If you play lively gigs where it’s important that the whole audience can hear you loud and clear, you should definitely consider a pair of 745’s if they’re within your budget. You will not be disappointed. The 745’s totally blow away most of the other MI grade speakers out there and your audience WILL notice a BIG difference in your performance when you play through these boxes.
Even when you push them to the limit, the 745’s still retain clarity and warmth. In essence, that’s really what you’re paying for here: the ability to fill a large room with high quality sound at good volume levels, even getting it to the ears of those audience members sitting at the back.
Having used these RCF speakers for more than two years at many small and medium sized gigs (and a few large gigs too), they have proved to be robust and reliable with no breakdown or failures or problems of any kind.
Before I finish, I should maybe just quickly mention that the rear panel of the 745 has only very basic ins and outs and this may not be enough for some folks. Personally, I use my 745’s with a separate mixing desk so the lack of ins and outs isn’t a problem for me. All I need is a single XLR cable coming from my mixer to each speaker and I’m good to go.
However the lack of ins and outs on the back of the 745 may be a bit of a problem for some folks if you don’t use a mixer and need multiple ins and outs on the actual speaker itself. So just remember that on the 745 you DON’T get multiple channels, fx, rca ins, minijack ins, bluetooth, or preset eq’s etc. In fact RCF don’t even provide a sub output! Even cheap powered speakers usually have something like an 80hz, 100hz or 120hz output for using with subs, but alas not so on the 745.
So is the RCF Art 745A the right speaker for you?
Maybe, maybe not.
I suggest before you even think about rushing out and investing in these fabulous speakers (and trust me, they ARE fabulous), bear in mind that £2,000 can buy you an awful lot of kit and there a lot of good speakers out there.
All the big players like QSC, JBL, Yamaha, EV etc make high end speakers priced similarly to the 745’s (give or take £100 or two). They all sound slightly different and each has a slightly different character to its sound. For example, the horns on the QSC’s are very smooth compared to the Yamahas which are a bit more cutting and in your face. That doesn’t necessarily mean one is better than the other. One person might find the QSC’s too dull while another person may find them to be more natural because of it. One person may find the Yamahas too bright and harsh while another person may find that they cut through better because of it!

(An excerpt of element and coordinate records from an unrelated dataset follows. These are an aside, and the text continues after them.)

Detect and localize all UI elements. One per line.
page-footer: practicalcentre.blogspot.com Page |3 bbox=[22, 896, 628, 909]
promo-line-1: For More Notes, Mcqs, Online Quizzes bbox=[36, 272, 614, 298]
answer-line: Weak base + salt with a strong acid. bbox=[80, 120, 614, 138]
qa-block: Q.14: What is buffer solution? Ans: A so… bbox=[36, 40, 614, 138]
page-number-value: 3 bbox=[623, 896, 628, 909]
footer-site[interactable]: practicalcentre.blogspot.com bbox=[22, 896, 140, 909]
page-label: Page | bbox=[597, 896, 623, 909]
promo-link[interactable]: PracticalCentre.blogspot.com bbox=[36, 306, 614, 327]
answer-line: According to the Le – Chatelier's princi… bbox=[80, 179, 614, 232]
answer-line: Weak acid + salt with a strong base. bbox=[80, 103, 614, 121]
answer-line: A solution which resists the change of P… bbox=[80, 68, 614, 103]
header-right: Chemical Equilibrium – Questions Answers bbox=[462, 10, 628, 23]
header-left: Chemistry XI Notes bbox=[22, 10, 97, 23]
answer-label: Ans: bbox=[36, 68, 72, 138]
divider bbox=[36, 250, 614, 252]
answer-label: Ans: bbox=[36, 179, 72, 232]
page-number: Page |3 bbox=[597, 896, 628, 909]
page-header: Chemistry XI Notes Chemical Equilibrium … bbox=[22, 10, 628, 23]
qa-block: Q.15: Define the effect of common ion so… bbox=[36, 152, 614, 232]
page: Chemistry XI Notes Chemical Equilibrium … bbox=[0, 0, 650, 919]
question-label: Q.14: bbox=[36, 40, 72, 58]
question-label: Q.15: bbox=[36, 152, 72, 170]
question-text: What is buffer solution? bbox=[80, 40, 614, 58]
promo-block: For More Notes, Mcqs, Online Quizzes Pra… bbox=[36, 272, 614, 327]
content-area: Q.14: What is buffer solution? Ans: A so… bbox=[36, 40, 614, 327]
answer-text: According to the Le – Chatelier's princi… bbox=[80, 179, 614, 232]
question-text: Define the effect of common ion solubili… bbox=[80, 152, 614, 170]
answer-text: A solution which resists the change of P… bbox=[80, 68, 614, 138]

Every speaker from every manufacturer has its pros and cons, but the good news is that when you pay over £2,000 for any pair of speakers, you’re very unlikely to get a bad sounding speaker. They all sound great in their own individual ways and so they should.
RCF, QSC, JBL, Yamaha, EV, take your pick. Quite frankly I’d be happy to play a gig through any of them (and I have indeed played gigs through most of them).
So “you pay your money and make your choice” as the old saying goes.